Next: Morphological information Up: Spoken Language Lexica Previous: Types of lexical

Lexical surface information

Orthographic information

Orthography has been used in several different roles in the context of spoken language lexica:

Convenient general reference labels for words, due to the high level of awareness of, familiarity with and standardisation of orthography in literate societies.
Convenient identifying names for lexical entries, for `normal lemma ' forms, and for headwords in complex lexicon entries for related words.
Convenient identifying names for word hypotheses in word lattices, as lexical lookup keys.
Visualisation of word hypotheses in a development system.
Representation of the orthographic properties of words.

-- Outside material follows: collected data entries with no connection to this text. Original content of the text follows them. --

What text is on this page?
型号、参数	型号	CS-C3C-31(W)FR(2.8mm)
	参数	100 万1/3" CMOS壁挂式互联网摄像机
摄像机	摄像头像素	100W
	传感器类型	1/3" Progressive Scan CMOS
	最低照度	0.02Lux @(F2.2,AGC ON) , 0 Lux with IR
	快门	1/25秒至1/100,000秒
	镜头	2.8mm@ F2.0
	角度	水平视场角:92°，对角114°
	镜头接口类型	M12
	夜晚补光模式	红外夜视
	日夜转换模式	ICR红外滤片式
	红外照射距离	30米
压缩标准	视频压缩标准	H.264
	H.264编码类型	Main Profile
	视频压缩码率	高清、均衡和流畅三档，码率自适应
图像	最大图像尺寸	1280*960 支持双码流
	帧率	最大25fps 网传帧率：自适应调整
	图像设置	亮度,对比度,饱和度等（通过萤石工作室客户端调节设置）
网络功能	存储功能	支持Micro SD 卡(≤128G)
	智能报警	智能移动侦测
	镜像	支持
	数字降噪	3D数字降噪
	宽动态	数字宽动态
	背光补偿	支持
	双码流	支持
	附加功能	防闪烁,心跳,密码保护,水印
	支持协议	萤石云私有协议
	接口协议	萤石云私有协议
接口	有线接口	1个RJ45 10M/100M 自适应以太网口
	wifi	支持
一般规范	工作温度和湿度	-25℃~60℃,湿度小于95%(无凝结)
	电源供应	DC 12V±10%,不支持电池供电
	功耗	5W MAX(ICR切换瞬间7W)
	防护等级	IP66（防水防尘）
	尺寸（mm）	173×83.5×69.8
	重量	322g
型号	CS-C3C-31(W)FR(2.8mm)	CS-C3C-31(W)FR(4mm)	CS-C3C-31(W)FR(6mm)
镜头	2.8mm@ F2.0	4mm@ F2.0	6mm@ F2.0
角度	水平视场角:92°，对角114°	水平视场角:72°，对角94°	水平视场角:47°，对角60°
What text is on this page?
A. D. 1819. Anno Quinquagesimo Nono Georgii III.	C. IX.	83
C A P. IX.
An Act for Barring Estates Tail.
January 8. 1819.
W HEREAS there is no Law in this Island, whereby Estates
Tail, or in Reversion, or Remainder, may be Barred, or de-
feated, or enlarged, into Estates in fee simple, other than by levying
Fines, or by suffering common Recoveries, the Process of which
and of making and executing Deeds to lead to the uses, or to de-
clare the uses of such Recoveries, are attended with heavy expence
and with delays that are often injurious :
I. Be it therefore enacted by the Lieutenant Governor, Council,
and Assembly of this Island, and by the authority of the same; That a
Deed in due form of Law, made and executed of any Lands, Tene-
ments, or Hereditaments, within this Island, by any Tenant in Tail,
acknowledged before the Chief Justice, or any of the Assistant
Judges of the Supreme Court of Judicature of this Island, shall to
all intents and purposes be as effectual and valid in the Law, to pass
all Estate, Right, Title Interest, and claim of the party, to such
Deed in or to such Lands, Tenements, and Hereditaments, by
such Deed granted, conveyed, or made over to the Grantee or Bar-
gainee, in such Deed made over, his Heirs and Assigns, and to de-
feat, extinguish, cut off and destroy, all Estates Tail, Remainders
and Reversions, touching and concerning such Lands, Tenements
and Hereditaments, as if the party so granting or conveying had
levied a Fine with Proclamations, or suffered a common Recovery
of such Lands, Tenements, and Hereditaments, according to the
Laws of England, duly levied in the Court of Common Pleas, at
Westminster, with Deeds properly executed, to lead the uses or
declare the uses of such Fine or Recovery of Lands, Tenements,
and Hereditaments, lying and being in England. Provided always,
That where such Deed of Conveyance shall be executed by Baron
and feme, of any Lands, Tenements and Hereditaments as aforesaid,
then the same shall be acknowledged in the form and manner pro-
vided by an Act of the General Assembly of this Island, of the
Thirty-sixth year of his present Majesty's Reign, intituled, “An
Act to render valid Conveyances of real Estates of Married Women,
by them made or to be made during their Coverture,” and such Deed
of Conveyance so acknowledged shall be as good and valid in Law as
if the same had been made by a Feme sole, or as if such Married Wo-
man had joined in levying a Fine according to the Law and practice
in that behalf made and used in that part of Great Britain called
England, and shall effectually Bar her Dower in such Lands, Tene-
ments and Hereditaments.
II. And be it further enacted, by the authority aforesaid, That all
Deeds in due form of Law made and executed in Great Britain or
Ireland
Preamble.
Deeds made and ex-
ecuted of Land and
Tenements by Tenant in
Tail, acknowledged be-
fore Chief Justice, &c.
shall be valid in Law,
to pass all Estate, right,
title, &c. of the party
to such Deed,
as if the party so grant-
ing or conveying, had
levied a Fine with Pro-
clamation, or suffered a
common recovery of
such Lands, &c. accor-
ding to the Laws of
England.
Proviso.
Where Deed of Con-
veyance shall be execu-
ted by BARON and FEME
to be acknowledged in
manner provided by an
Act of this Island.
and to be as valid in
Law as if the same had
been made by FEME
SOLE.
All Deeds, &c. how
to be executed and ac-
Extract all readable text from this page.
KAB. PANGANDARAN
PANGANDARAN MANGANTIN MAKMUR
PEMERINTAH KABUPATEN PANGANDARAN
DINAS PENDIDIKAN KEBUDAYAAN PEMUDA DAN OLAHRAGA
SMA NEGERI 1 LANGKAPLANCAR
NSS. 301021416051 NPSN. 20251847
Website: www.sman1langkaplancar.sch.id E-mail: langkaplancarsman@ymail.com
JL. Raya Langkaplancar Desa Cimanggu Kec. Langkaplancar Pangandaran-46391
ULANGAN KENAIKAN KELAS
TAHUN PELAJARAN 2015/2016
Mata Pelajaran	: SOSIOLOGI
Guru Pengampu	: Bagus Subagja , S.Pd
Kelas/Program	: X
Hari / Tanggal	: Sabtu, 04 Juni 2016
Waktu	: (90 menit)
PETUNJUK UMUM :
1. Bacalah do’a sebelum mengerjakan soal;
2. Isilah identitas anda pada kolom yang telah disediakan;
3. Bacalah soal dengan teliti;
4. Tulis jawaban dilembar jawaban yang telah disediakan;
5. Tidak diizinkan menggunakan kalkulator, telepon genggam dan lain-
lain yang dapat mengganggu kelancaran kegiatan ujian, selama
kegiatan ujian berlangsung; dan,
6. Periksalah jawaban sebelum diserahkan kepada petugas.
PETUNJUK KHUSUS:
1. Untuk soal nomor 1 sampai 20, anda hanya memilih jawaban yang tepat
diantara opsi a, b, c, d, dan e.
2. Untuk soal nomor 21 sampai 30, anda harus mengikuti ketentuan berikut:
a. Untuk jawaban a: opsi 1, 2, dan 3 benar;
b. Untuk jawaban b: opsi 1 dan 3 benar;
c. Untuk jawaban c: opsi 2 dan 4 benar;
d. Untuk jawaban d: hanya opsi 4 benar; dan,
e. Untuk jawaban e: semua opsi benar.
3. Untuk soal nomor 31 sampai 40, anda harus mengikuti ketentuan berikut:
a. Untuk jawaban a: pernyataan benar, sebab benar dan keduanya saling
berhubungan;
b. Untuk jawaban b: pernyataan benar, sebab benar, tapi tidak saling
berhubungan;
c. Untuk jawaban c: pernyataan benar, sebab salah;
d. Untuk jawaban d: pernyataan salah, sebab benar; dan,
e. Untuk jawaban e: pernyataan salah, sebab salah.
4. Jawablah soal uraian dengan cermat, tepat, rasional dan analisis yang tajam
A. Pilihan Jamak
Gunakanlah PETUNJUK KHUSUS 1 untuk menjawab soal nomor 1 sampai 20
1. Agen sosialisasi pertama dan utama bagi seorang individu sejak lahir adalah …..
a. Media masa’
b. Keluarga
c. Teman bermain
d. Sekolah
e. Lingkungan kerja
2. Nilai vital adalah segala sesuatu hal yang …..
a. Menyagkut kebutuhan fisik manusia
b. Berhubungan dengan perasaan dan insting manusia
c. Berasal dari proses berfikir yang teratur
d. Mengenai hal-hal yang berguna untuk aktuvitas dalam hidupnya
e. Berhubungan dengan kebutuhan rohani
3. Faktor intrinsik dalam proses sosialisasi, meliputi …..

Each of these functions is distinct and needs to be kept conceptually separate in order to avoid confusion. On the side of word forms, the functions (1) and (2) are not particularly problematic. Function (3) is traditionally a feature of speech recognition systems for relatively small vocabularies. The larger the vocabulary, however, the greater the danger of introducing unnecessary orthographic noise , i.e. intrusive artefacts due to homography (words with identical spelling and different pronunciation); for this reason, in new architectures, phonological (e.g. phonemic) representation in word graphs is preferred. Function (4) is unproblematic, though similar reservations as with (3) are to be noted. Function (5) is obviously essential for written output of any kind; however, it is often confused with both functions (2) and (3).

Orthography has the advantage of being highly standardised, except for certain regional variants (British and American English; Federal, Swiss, and Austrian German) and variations in publishers' conventions (e.g. British English ise/-ize as in standardisation/ standardization, capitalisation of adjectives in nominal function in German, as die anderen / die Anderen, or variations in hyphenation conventions). Orthography is given further attention in the section on lexical representation.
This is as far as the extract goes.